Afghan-Australians in Victoria pass resolution demanding Australia hold Afghan government accountable
Melbourne, July 31: Twin blasts in Deh Mazang Square in the city of Kabul in Afghanistan targeting peaceful demonstrators, killed more than 80 people and left another around 300 people injured on 23 July.
The terrorist attacks on peaceful Afghani Hazara demonstrators chanting against systematic discrimination and injustices in the development projects in the country, in particular the planned route of the 500kV electricity transmission line project – is being viewed as highly negligent by the Afghan government.
According to Ali Rezai, spokesperson for JUSTAFGHANISTAN, the route of the electricity transmission line “was unjustifiably rerouted from Bamiyan – a Hazara concentrated province.
“This rerouting of electricity transmission by the Afghan Government is against the national Power Sector Master Plan, designed by Fichtner, a German based Engineering Enterprise, funded by Asian Development Bank and approved by the previous Afghan Government in 2013”, he said.
Nazer Nazir, a member of the group of JUSTAFGHANISTAN confirmed that Australian Hazaras have friends and relatives among those killed and wounded in these attacks.
“It is reported that some demonstrators were killed by gunfire while all three suicide bombers who were killed at the scene were not armed. The suicide bombers had devised their explosives in ice-cream-trollies”, Nazir said.
Victoria chapter of JUSTAFGHANISTAN appreciated sympathy of the world leaders with the Afghan people.
UN Secretary-General Ban Ki-moon marked the terrorist attack as a “despicable crime” that targeted citizens peacefully exercising their fundamental human rights. UN Special Representative of the Secretary-General in Afghanistan, Tadamichi Yamamoto, said that an attack deliberately targeting a large, concentrated group of civilians amounts to a ‘war crime’.
In solidarity with the victims of the barbaric attacks on peaceful demonstrators, the Afghan community of Victoria gathered in Melbourne today and strongly demanded that the Australian Government, UN and human rights organizations undertake to meet their charter of demands.

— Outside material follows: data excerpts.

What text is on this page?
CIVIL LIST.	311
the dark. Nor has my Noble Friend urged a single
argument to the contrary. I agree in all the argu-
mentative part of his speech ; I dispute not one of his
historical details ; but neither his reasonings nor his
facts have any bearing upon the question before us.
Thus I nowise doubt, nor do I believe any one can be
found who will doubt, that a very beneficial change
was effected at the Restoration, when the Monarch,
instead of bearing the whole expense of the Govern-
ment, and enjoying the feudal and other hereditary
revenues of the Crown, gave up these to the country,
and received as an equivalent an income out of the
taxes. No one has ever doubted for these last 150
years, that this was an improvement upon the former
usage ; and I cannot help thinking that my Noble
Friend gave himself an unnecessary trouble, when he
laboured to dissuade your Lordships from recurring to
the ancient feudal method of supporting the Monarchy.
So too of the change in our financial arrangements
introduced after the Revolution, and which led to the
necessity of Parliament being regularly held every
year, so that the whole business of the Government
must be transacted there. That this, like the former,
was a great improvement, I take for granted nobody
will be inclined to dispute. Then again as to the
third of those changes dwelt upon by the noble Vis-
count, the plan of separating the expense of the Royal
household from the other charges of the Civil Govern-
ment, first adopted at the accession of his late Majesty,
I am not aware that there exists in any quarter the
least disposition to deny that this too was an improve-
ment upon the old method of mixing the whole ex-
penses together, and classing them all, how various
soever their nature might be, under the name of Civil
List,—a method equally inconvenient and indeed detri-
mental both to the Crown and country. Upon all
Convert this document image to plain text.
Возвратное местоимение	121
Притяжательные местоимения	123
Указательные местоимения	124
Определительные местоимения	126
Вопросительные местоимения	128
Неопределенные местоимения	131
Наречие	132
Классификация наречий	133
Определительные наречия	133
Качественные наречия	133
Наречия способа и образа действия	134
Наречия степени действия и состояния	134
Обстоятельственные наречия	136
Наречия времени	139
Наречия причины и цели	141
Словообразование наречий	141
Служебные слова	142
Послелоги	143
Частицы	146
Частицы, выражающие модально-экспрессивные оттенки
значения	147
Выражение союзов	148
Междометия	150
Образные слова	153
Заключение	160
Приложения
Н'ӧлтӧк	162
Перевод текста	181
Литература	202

The charter was commissioned “For the sake of justice, end suffering of a large group of people in Afghanistan and most importantly to trial the aides and supporters of terrorism”, according to Nazir.
The charter demands among other things that:
- Australia as a stakeholder in the region and a large donor to Afghanistan, hold the Afghan Government accountable for the Kabul carnage – for failing to provide security to the peaceful protesters; and
- Pressurise the Afghan Government to end its discriminatory practices against the Hazaras; and provide them an equal opportunity and participation in political decision making sphere.